Prime Minister Jadranka Kosor said on Monday evening that Brussels was not against the government-sponsored bill to invalidate the legal acts of the former Yugoslavia and Serbia relating to the 1991-1995 Homeland War, and that the head of the EU Delegation in Zagreb, Paul Vandoren, "absolutely did not criticise the government" but said that one should be cautious, which is also said in a letter from the European Commission to which the government has responded.
"Who says that Brussels is against the bill?" Kosor said in a prime-time news programme of the commercial television network Nova TV when asked by the programme's host whether she would withdraw the bill from Parliament should Brussels continue to insist on it.
Kosor said that the Commission's letter contained several questions to which the government has responded. "I believe our colleagues in Brussels will be very pleased," she added.
"Today I spoke to Mr Ambassador about the protection of Croatian national interests, the fact that we adopted resolutions on independence back in 1991 and that the documents which are cited in the indictments from Serbia are not binding on us," Kosor said. "What we are seeing is that Croatian veterans are again being humiliated and that Croatia's stability is being undermined."

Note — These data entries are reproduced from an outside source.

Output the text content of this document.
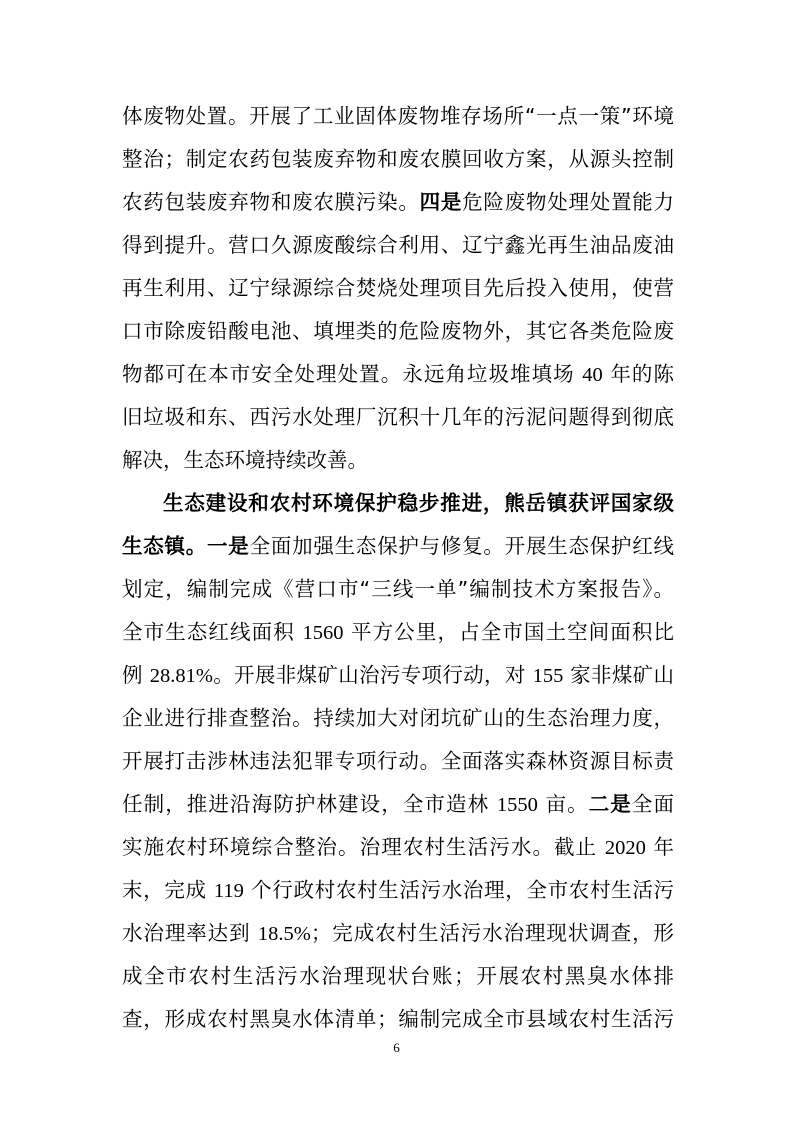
体废物处置。开展了工业固体废物堆存场所“一点一策”环境
整治；制定农药包装废弃物和废农膜回收方案，从源头控制
农药包装废弃物和废农膜污染。四是危险废物处理处置能力
得到提升。营口久源废酸综合利用、辽宁鑫光再生油品废油
再生利用、辽宁绿源综合焚烧处理项目先后投入使用，使营
口市除废铅酸电池、填埋类的危险废物外，其它各类危险废
物都可在本市安全处理处置。永远角垃圾堆填场 40 年的陈
旧垃圾和东、西污水处理厂沉积十几年的污泥问题得到彻底
解决，生态环境持续改善。
生态建设和农村环境保护稳步推进，熊岳镇获评国家级
生态镇。一是全面加强生态保护与修复。开展生态保护红线
划定，编制完成《营口市“三线一单”编制技术方案报告》。
全市生态红线面积 1560 平方公里，占全市国土空间面积比
例 28.81%。开展非煤矿山治污专项行动，对 155 家非煤矿山
企业进行排查整治。持续加大对闭坑矿山的生态治理力度，
开展打击涉林违法犯罪专项行动。全面落实森林资源目标责
任制，推进沿海防护林建设，全市造林 1550 亩。二是全面
实施农村环境综合整治。治理农村生活污水。截止 2020 年
末，完成 119 个行政村农村生活污水治理，全市农村生活污
水治理率达到 18.5%；完成农村生活污水治理现状调查，形
成全市农村生活污水治理现状台账；开展农村黑臭水体排
查，形成农村黑臭水体清单；编制完成全市县域农村生活污
6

Kosor reiterated that President Ivo Josipovic and the opposition thought that the bill was bad and unnecessary, but that they had no answer as to how to stop the prosecution of Croatian war veterans in 2011.
"It is interesting that neither the President nor the opposition criticise the Serbian law of 2003, which was amended in 2010 to expand Serbia's jurisdiction to include Croatia, but think that the bill proposed by the Croatian government is bad. The opposition think it is bad, but they have no solution," Kosor said.
"The present mechanisms are certainly not enough. We have two agreements by the two prosecutors' offices and the two ministries, but they have not produced a desired result," Kosor said when asked why the government had responded by proposing a bill only after an indictment had been issued against Vladimir Seks, the deputy speaker of Parliament and senior official of the ruling HDZ party. She said that the government had invested a lot of effort before, citing the case of veteran Tihomir Purda.